Cette plaisanterie aide également à atténuer le coup lorsque Siri comprend mal quelque chose ou est déconcerté par une question étonnamment simple. Une fois, lorsque j'ai demandé qui avait remporté le Super Bowl, il a fièrement converti un won coréen en dollars pour moi. Je savais que ce n'était qu'une erreur algorithmique dans une banque distante de serveurs informatiques, mais j'ai également ressenti le besoin de l'interpréter comme si Siri était loufoque.
Nass dit que la façon dont Siri gère l'humour est inspirée. La recherche a révélé, note-t-il, que l'humour rend les gens plus intelligents et plus sympathiques. L'humour intermittent et innocent s'est avéré efficace, tant pour les personnes que pour les ordinateurs, dit Nass. C'est très positif, même pour l'interface informatique la plus ennuyeuse et la plus guindée.
Mais Katz, en tant que personne qui s'efforce depuis des décennies de donner aux machines la capacité d'utiliser le langage, espère finalement voir émerger quelque chose de beaucoup plus sophistiqué que Siri : une machine capable de tenir de vraies conversations avec les gens. De telles machines pourraient fournir des informations fondamentales sur la nature de l'intelligence humaine, dit-il, et elles pourraient fournir un moyen plus naturel d'enseigner aux machines comment être plus intelligentes.
Cela pourrait continuer à être le rêve des chercheurs en IA. Pour le reste d'entre nous, cependant, l'arrivée d'un assistant virtuel réellement utile est une avancée tout aussi fondamentale.

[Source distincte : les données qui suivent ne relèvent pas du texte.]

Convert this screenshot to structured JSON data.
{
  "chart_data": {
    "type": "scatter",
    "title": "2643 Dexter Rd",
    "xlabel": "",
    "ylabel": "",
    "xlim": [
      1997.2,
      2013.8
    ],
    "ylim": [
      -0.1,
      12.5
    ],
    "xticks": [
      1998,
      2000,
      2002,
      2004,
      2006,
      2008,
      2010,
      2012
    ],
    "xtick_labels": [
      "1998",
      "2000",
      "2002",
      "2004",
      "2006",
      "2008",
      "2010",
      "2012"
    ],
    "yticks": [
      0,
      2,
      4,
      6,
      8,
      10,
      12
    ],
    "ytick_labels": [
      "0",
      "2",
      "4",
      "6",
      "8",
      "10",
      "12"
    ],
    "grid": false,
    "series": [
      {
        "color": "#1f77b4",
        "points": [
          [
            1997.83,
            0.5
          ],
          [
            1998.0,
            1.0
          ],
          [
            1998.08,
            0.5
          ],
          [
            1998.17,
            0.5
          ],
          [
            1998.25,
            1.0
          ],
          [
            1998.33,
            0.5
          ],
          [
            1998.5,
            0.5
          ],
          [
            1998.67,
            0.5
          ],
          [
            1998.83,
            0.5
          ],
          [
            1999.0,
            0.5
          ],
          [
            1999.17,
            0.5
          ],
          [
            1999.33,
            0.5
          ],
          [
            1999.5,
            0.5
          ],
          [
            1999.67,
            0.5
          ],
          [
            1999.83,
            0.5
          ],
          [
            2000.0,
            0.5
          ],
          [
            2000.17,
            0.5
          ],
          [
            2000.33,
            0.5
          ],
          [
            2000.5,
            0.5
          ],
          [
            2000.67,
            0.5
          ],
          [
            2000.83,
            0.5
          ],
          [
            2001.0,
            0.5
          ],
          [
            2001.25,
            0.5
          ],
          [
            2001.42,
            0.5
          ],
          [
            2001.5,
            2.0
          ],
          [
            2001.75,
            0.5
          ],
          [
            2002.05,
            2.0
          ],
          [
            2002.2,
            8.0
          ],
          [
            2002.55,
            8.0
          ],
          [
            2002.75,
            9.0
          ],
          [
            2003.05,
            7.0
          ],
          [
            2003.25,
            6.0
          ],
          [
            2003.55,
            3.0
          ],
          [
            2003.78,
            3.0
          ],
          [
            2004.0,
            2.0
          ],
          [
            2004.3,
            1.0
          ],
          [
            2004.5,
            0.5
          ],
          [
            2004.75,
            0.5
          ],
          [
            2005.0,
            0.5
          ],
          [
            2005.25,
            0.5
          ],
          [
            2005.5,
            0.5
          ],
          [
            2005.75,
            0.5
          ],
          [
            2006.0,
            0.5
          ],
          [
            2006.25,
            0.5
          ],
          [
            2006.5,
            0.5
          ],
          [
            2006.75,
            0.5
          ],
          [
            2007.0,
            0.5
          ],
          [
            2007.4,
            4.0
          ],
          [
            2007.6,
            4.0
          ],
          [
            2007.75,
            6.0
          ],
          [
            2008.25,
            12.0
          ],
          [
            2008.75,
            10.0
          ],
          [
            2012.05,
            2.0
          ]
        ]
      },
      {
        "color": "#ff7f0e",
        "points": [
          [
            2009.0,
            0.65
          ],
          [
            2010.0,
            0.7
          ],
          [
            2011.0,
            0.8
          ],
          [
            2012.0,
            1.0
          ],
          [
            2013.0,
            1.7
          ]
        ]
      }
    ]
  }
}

Dans le bureau de Katz au MIT, je lui ai montré quelques-unes des réponses amusantes que Siri propose lorsqu'il est provoqué. Il a ri et remarqué l'intelligence des ingénieurs qui ont conçu Siri, mais il a également parlé en tant que chercheur en IA en utilisant des significations et des mots avec lesquels Siri aurait sans aucun doute du mal. Il n'y a rien de mal à avoir des gadgets, a-t-il dit, mais ce serait bien si cela pouvait réellement analyser en profondeur ce que vous avez dit. Les conversations avec l'utilisateur n'en seront que plus riches.
Katz a raison de dire qu'un assistant personnel intelligent plus révolutionnaire, capable d'effectuer de nombreuses tâches plus complexes, aura besoin d'une IA plus avancée. Mais cela sous-estime également une innovation importante derrière Siri. Après avoir testé l'application un peu plus longtemps, Katz a avoué qu'il admirait les entrepreneurs qui savent comment transformer les progrès de l'informatique en quelque chose que les gens ordinaires utiliseront tous les jours. J'aimerais savoir comment les gens font ça, admet-il.
Pour la réponse, il a peut-être juste besoin de continuer à parler à Siri.
Will Knight est Examen de la technologie éditeur en ligne de.